Title:
The Most Beautiful Gift
Author:
NaNa Jji
Length:
Chaptered
Genre:
Romance, family, friendship, hurt
Main Casts:
Kim Soo Jin (OC) || Kim
Jong Dae/Chen (EXO-K)
Support Casts:
Park Cho Rong (A
Pink) || Nam
Joo Hyun (OC) || Park Shin Ah (OC)
|| Park So Hyun (OC)
Previous Chap:
“Mwo? Seminggu???” Soo Jin sedikit curiga dengan
perkataan namja yang baru saja jadi namjachingu-nya kemarin.
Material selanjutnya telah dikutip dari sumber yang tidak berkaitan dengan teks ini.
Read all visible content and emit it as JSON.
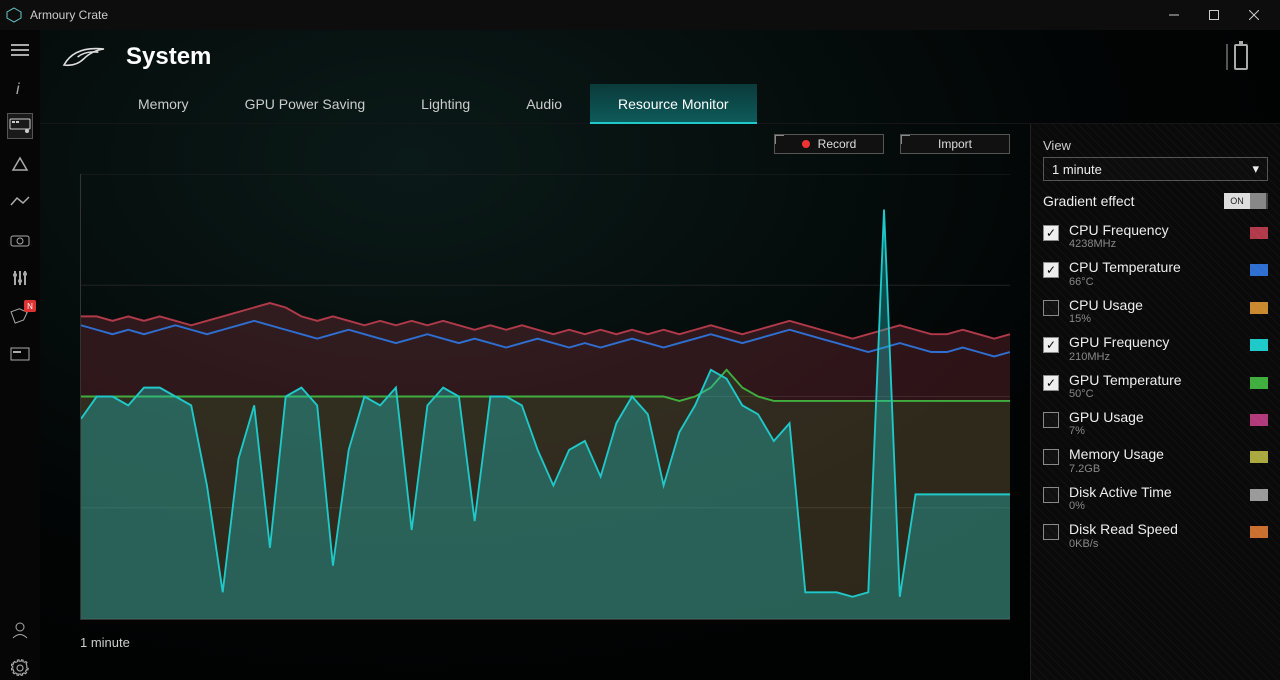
{
  "app": {
    "title": "Armoury Crate"
  },
  "page": {
    "title": "System"
  },
  "tabs": [
    {
      "label": "Memory",
      "active": false
    },
    {
      "label": "GPU Power Saving",
      "active": false
    },
    {
      "label": "Lighting",
      "active": false
    },
    {
      "label": "Audio",
      "active": false
    },
    {
      "label": "Resource Monitor",
      "active": true
    }
  ],
  "toolbar": {
    "record": "Record",
    "import": "Import"
  },
  "chart": {
    "type": "area",
    "xaxis_label": "1 minute",
    "xlim": [
      0,
      59
    ],
    "ylim": [
      0,
      100
    ],
    "grid_lines_y": [
      0,
      25,
      50,
      75,
      100
    ],
    "background": "transparent",
    "grid_color": "#222222",
    "series": {
      "cpu_freq": {
        "color": "#b13a4a",
        "fill_opacity": 0.25,
        "checked": true,
        "values": [
          68,
          68,
          67,
          68,
          67,
          68,
          67,
          66,
          67,
          68,
          69,
          70,
          71,
          70,
          68,
          67,
          68,
          67,
          66,
          67,
          66,
          67,
          66,
          67,
          66,
          65,
          66,
          65,
          66,
          65,
          64,
          65,
          64,
          65,
          64,
          65,
          64,
          65,
          64,
          65,
          66,
          65,
          64,
          65,
          66,
          67,
          66,
          65,
          64,
          63,
          64,
          65,
          66,
          65,
          64,
          64,
          65,
          64,
          63,
          64
        ]
      },
      "cpu_temp": {
        "color": "#2f6fd1",
        "fill_opacity": 0.0,
        "checked": true,
        "values": [
          66,
          65,
          64,
          65,
          64,
          65,
          66,
          65,
          64,
          65,
          66,
          67,
          66,
          65,
          64,
          63,
          64,
          65,
          64,
          63,
          62,
          63,
          64,
          63,
          62,
          63,
          62,
          61,
          62,
          63,
          62,
          61,
          62,
          61,
          62,
          63,
          62,
          61,
          62,
          63,
          64,
          63,
          62,
          63,
          64,
          65,
          64,
          63,
          62,
          61,
          60,
          61,
          62,
          61,
          60,
          60,
          61,
          60,
          59,
          60
        ]
      },
      "gpu_temp": {
        "color": "#3fae3f",
        "fill_opacity": 0.15,
        "checked": true,
        "values": [
          50,
          50,
          50,
          50,
          50,
          50,
          50,
          50,
          50,
          50,
          50,
          50,
          50,
          50,
          50,
          50,
          50,
          50,
          50,
          50,
          50,
          50,
          50,
          50,
          50,
          50,
          50,
          50,
          50,
          50,
          50,
          50,
          50,
          50,
          50,
          50,
          50,
          50,
          49,
          50,
          52,
          56,
          52,
          50,
          49,
          49,
          49,
          49,
          49,
          49,
          49,
          49,
          49,
          49,
          49,
          49,
          49,
          49,
          49,
          49
        ]
      },
      "gpu_freq": {
        "color": "#1fc9c9",
        "fill_opacity": 0.35,
        "checked": true,
        "values": [
          45,
          50,
          50,
          48,
          52,
          52,
          50,
          48,
          30,
          6,
          36,
          48,
          16,
          50,
          52,
          48,
          12,
          38,
          50,
          48,
          52,
          20,
          48,
          52,
          50,
          22,
          50,
          50,
          48,
          38,
          30,
          38,
          40,
          32,
          44,
          50,
          46,
          30,
          42,
          48,
          56,
          54,
          48,
          46,
          40,
          44,
          6,
          6,
          6,
          5,
          6,
          92,
          5,
          28,
          28,
          28,
          28,
          28,
          28,
          28
        ]
      }
    }
  },
  "sidepanel": {
    "settings_tab": "Settings",
    "view_label": "View",
    "view_value": "1 minute",
    "gradient_label": "Gradient effect",
    "gradient_on": "ON",
    "metrics": [
      {
        "name": "CPU Frequency",
        "value": "4238MHz",
        "color": "#b13a4a",
        "checked": true
      },
      {
        "name": "CPU Temperature",
        "value": "66°C",
        "color": "#2f6fd1",
        "checked": true
      },
      {
        "name": "CPU Usage",
        "value": "15%",
        "color": "#c98a2f",
        "checked": false
      },
      {
        "name": "GPU Frequency",
        "value": "210MHz",
        "color": "#1fc9c9",
        "checked": true
      },
      {
        "name": "GPU Temperature",
        "value": "50°C",
        "color": "#3fae3f",
        "checked": true
      },
      {
        "name": "GPU Usage",
        "value": "7%",
        "color": "#b13a7a",
        "checked": false
      },
      {
        "name": "Memory Usage",
        "value": "7.2GB",
        "color": "#a9a93f",
        "checked": false
      },
      {
        "name": "Disk Active Time",
        "value": "0%",
        "color": "#9a9a9a",
        "checked": false
      },
      {
        "name": "Disk Read Speed",
        "value": "0KB/s",
        "color": "#c9702f",
        "checked": false
      }
    ]
  }
}
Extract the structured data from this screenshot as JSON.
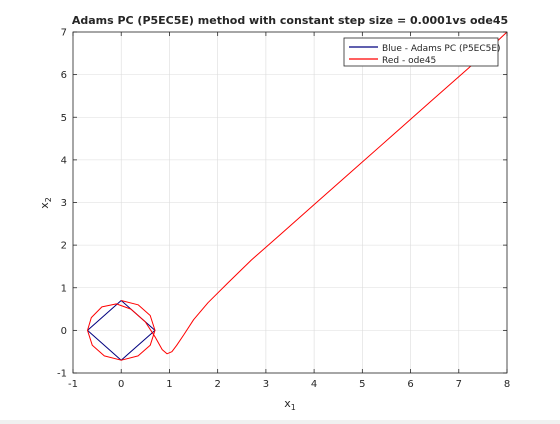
{
  "chart_data": {
    "type": "line",
    "title": "Adams PC (P5EC5E) method with constant step size = 0.0001vs ode45",
    "xlabel_base": "x",
    "xlabel_sub": "1",
    "ylabel_base": "x",
    "ylabel_sub": "2",
    "xlim": [
      -1,
      8
    ],
    "ylim": [
      -1,
      7
    ],
    "xticks": [
      -1,
      0,
      1,
      2,
      3,
      4,
      5,
      6,
      7,
      8
    ],
    "yticks": [
      -1,
      0,
      1,
      2,
      3,
      4,
      5,
      6,
      7
    ],
    "grid": true,
    "legend_position": "top-right",
    "series": [
      {
        "name": "Blue - Adams PC (P5EC5E)",
        "color": "#00007f",
        "x": [
          0.0,
          0.7,
          0.0,
          -0.7,
          0.0
        ],
        "y": [
          0.7,
          0.0,
          -0.7,
          0.0,
          0.7
        ]
      },
      {
        "name": "Red - ode45",
        "color": "#ff0000",
        "x": [
          0.0,
          0.35,
          0.6,
          0.7,
          0.6,
          0.35,
          0.0,
          -0.35,
          -0.6,
          -0.7,
          -0.62,
          -0.4,
          -0.1,
          0.2,
          0.5,
          0.7,
          0.85,
          0.95,
          1.05,
          1.15,
          1.3,
          1.5,
          1.8,
          2.2,
          2.7,
          3.3,
          4.0,
          4.8,
          5.6,
          6.4,
          7.2,
          8.0
        ],
        "y": [
          0.7,
          0.6,
          0.35,
          0.0,
          -0.35,
          -0.6,
          -0.7,
          -0.6,
          -0.35,
          0.0,
          0.3,
          0.55,
          0.62,
          0.5,
          0.2,
          -0.15,
          -0.45,
          -0.55,
          -0.5,
          -0.35,
          -0.1,
          0.25,
          0.65,
          1.1,
          1.65,
          2.25,
          2.95,
          3.75,
          4.55,
          5.35,
          6.15,
          7.0
        ]
      }
    ]
  }
}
“Ne. Selama seminggu kau akan
tenang bersamaku,” jawab Jong
Dae
dengan santai.
Deg!
Pikiran Soo Jin kini tak karuan.
Ia memikirkan hal-hal buruk yang mungkin akan menimpanya.
“Seminggukah? Hanya
seminggukah? Apa namja ini sedang mempermainkanku?” pikiran buruk terus
melintas dikepalnya.
“Chagiya~ kenapa kau diam saja,
hm?” tanya Jong Dae yang berhasil membangunkan Soo Jin dari alam pikirannya.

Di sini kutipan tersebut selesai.